Mi padre estaba viendo la tele.

—¿No está Noelia?

—No, ha ido a comprarse una falda o unos zapatos o algo así.

—Oye, papá, ¿recuerdas cómo fue tu primera eyaculación?

Del susto, mi padre escupió la cerveza que tenía en la boca y se puso a toser.

—Joder, niño, qué impresión. No digas esas cosas, aún eres muy joven… Ya habrá tiempo, ya habrá tiempo.

Me consoló pensar que mi padre, a pesar de ser un cretino, me intentaba consolar, aunque yo ya tenía una edad y no habría tanto tiempo. De hecho, consiguió animarme. Tomé unas cuantas notas para mi ópera. Notas escritas, no musicales. Pensé que podía orientar mi crisis hacia la creación. Que la ópera recogiera la idea del musical y explicara la historia de un niño en decadencia que escoge a una niña pelirroja para procrear y así al menos saber que en un futuro nuevos niños seguirían matando adultos y preparando el mundo para una sociedad mejor. ¿Y Marcos? Marcos podría ser el fiel amigo que acompaña al protagonista durante su decadencia, durante su viaje hacia la muerte como personas de verdad, viaje que recorren juntos.

¿Fiel?

Oí el portazo. Era Noelia, que llegaba. Salí al comedor a saludarla. Me extrañó que no trajera ninguna bolsa consigo. ¿Acaso no había ido de compras? En todo caso, a mi padre no parecía extrañarle.

Pero, en fin, él era un adulto.

Para mí estaba claro lo que había ocurrido.

Mientras se cambiaba, entré en la habitación.

—Sé que has ido a visitar a Salvador Bienvenido al hospital ­—le dije.

Abrió la boca e intentó negar mi afirmación. Se rindió en apenas dos segundos, sin necesidad de que yo añadiera nada.

—¿Cómo lo has sabido?

—Muy sencillo. Le has dicho a mi padre que necesitabas zapatos, a pesar de que tienes tres pares y uno de ellos muy nuevo. Zapatos y Salvador tienen las mismas vocales y en el mismo orden. La mala pasada que te ha jugado el inconsciente es por tanto obvia. Deberías haber preparado mejor tu coartada.

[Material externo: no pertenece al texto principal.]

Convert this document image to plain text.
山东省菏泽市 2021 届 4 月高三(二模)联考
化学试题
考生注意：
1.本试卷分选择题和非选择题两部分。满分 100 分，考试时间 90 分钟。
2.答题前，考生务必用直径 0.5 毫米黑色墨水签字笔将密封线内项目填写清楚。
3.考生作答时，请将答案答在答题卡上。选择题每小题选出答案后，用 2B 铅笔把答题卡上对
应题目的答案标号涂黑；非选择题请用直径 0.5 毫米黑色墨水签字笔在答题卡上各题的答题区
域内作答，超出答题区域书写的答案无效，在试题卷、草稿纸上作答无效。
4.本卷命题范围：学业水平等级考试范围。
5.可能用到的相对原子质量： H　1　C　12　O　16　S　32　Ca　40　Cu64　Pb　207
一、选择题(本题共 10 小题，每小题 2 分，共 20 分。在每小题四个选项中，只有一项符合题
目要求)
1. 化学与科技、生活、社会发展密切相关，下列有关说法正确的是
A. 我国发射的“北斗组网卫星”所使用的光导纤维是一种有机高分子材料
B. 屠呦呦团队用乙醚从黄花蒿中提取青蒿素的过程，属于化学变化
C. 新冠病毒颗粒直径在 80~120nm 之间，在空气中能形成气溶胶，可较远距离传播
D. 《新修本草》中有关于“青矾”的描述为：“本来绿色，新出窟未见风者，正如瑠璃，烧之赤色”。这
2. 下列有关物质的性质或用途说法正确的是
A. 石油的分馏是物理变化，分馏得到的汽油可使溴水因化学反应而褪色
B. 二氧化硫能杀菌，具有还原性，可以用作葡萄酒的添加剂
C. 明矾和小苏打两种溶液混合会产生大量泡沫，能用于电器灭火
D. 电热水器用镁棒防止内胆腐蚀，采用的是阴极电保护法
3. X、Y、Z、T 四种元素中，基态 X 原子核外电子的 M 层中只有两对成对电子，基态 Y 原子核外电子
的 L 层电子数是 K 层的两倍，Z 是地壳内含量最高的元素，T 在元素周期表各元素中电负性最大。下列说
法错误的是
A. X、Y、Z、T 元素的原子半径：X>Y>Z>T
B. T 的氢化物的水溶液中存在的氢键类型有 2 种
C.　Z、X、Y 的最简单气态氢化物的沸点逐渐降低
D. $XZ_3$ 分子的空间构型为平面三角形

—Mira —dijo, arrodillándose frente a mí—, tú no le digas nada a tu padre, ¿vale? Será nuestro secreto, ¿eh, pequeñín? No es nada malo ir a ver a Salvador, pero si le dices algo a tu papá, se enfadará y no querrá casarse conmigo y no podré vivir contigo y no…

—No diré nada a cambio de que la próxima vez me lleves contigo.

Cedió.

Le costó un poco. Decía que el manicomio no era un lugar para un niño tan pequeño, todo tan lleno de locos. Y decía también que Bienvenido parecía estar muy mal. Como si alguna vez hubiera estado bien.